GENOVA. Musei di Strada Nuova, pinacoteca di Palazzo bianco, “Santi Luca, Basilio, Agostino e Antonio abate” di L. Cambiaso, XVI secolo

Olio su tavola, 213 x 133 cm.
Numero inventario PB 305
Proviene dalla Chiesa di San Bartolomeo degli Armeni
L’opera raffigura “I santi Luca, Basilio, Agostino e Antonio Abate con il committente Antonio Doria”, opera di Luca Cambiaso (Moneglia 1527 – El Escorial 1585)

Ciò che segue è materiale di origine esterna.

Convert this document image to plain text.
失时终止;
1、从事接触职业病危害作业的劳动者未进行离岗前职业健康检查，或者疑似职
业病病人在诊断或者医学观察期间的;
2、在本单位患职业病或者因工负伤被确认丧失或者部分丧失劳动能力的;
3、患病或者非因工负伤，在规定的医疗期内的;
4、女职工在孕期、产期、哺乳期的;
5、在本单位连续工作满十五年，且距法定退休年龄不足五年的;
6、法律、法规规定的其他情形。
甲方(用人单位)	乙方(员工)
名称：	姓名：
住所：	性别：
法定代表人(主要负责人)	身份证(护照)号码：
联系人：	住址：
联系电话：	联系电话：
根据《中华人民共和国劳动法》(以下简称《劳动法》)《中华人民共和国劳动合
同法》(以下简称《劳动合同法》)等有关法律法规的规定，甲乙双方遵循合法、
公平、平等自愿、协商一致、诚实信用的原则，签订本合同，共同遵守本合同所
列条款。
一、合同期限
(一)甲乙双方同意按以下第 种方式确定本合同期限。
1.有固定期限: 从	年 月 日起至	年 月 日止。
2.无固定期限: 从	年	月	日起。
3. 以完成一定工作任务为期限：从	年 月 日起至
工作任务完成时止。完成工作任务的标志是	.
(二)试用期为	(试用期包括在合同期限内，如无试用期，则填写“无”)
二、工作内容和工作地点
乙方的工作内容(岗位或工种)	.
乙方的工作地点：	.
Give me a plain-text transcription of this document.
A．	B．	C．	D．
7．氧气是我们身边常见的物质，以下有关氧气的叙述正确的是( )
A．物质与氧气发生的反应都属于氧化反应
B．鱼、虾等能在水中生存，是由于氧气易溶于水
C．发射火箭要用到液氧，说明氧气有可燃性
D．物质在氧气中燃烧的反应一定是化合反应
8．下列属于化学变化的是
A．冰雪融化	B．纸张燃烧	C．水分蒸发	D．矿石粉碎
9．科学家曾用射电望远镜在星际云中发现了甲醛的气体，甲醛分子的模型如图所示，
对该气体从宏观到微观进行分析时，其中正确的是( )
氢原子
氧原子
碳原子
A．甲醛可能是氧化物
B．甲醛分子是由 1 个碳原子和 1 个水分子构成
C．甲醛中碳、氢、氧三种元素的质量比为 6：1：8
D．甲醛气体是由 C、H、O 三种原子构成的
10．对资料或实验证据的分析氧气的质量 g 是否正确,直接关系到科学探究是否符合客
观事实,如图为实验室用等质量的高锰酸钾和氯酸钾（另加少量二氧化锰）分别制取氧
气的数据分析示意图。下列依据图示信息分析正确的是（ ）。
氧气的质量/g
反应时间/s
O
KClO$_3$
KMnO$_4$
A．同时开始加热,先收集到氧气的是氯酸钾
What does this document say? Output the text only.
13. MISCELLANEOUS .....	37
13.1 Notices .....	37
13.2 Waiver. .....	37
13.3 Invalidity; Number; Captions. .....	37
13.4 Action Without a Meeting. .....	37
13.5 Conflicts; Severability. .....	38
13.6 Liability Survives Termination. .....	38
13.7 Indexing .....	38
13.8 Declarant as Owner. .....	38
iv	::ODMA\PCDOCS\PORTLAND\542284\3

La figura centrale, in trono è Basilio Magno, “il Grande”, (IV secolo) dopo essere diventato un vescovo venerato come santo dalle Chiese cristiane, di cui oltre che vescovo fu confessore e Dottore della Chiesa e primo dei Padri cappadoci. Alla sua sinistra la figura di sant’Antonio abate, in basso sant’Agostino con abiti vescovili, alla sua destra san Luca che sta scrivendo il Vangelo con accanto il bue, suo emblema. In alto, alla destra di san Basilio, la figura del committente dell’opera, l’ammiraglio Antonio Doria, marchese di Santo Stefano D’Aveto, parente del grande Andrea.


Link:

https://www.museidigenova.it/it/santi-luca-basilio-agostino-e-antonio-abate-con-il-committente-antonio-doria

http://www.cassiciaco.it/navigazione/iconografia/pittori/cinquecento/cambiaso/cambiaso_genova.html

https://it.wikipedia.org/wiki/Luca_Cambiaso

Data compilazione scheda: 25-1-2022
Rilevatore: AC

VENTIMIGLIA (IM). Chiesa di Nostra Signora della Consolazione, tavola con “Sant’Agostino in trono fra i santi Giovanni Battista e Antonio abate”, del Pancalino, 1523-28

 

Il complesso agostiniano fu fondato da Innocenzo VIII nel 1487, costruito nell’acquitrinosa piana detta della Bastia a levante del fiume Roia, e diventato fulcro dell’espansione della città contemporanea, si trova ora in pieno centro, in via Cavour.
La chiesa, consacrata nel 1587, detta anche di Sant’Agostino, riprende lo stile tardo-gotico delle chiese conventuali, caratterizzata da una suddivisione a tre navate, coperte con volte a crociera e sostenute da cinque pilastri compositi. In origine, lo spazio era dotato di dieci altari laterali. Gli interventi di ripristino successivi al terremoto del 1887 hanno portato alla trasformazione della decorazione degli spazi secondo i canoni del neo-gotico e del gusto romantico mantenuti anche dopo il bombardamento aereo del 1944.
Tra le principali e più interessanti testimonianze, il Crocifisso ligneo quattrocentesco e la tavola con Sant’Agostino in trono fra i santi Giovanni Battista e Antonio abate, attribuita a Raffaello De Rossi (Firenze, fine XV secolo – Diano Castello, 1573) detto “Il Pancalino”, e ubicata nella barocca cappella Galleani. Realizzata presumibilmente tra 1523 e 1528.

 

Bibliografia:
La Liguria di Agostino – Architettura, iconografia, spiritualità, 750 anni di presenza sul territorio, catalogo della mostra didattico documentaria a cura di Claudio Paolocci e Andrea Leonardi, Genova Museo di Sant’Agostino, 25 novembre – 20 dicembre 2006, entro Culturale Agostiniano – Comitato Ligure, 2006

Link:
http://www.historiaaugustiniana.net/insediamento/974

Data compilazione scheda: 25-1-2022
Rilevatore: AC

MAGASA (BS). Chiesa parrocchiale di Sant’Antonio abate

Via Giuseppe Garibaldi
https://goo.gl/maps/YoXnSqECoNdoBMDB7

 

La chiesa fu edificata originariamente verso il XVI secolo. Vi è attestato un organo nel XVII secolo. L’edificio fu interamente ricostruito nel 1739 e restaurato nel XIX secolo.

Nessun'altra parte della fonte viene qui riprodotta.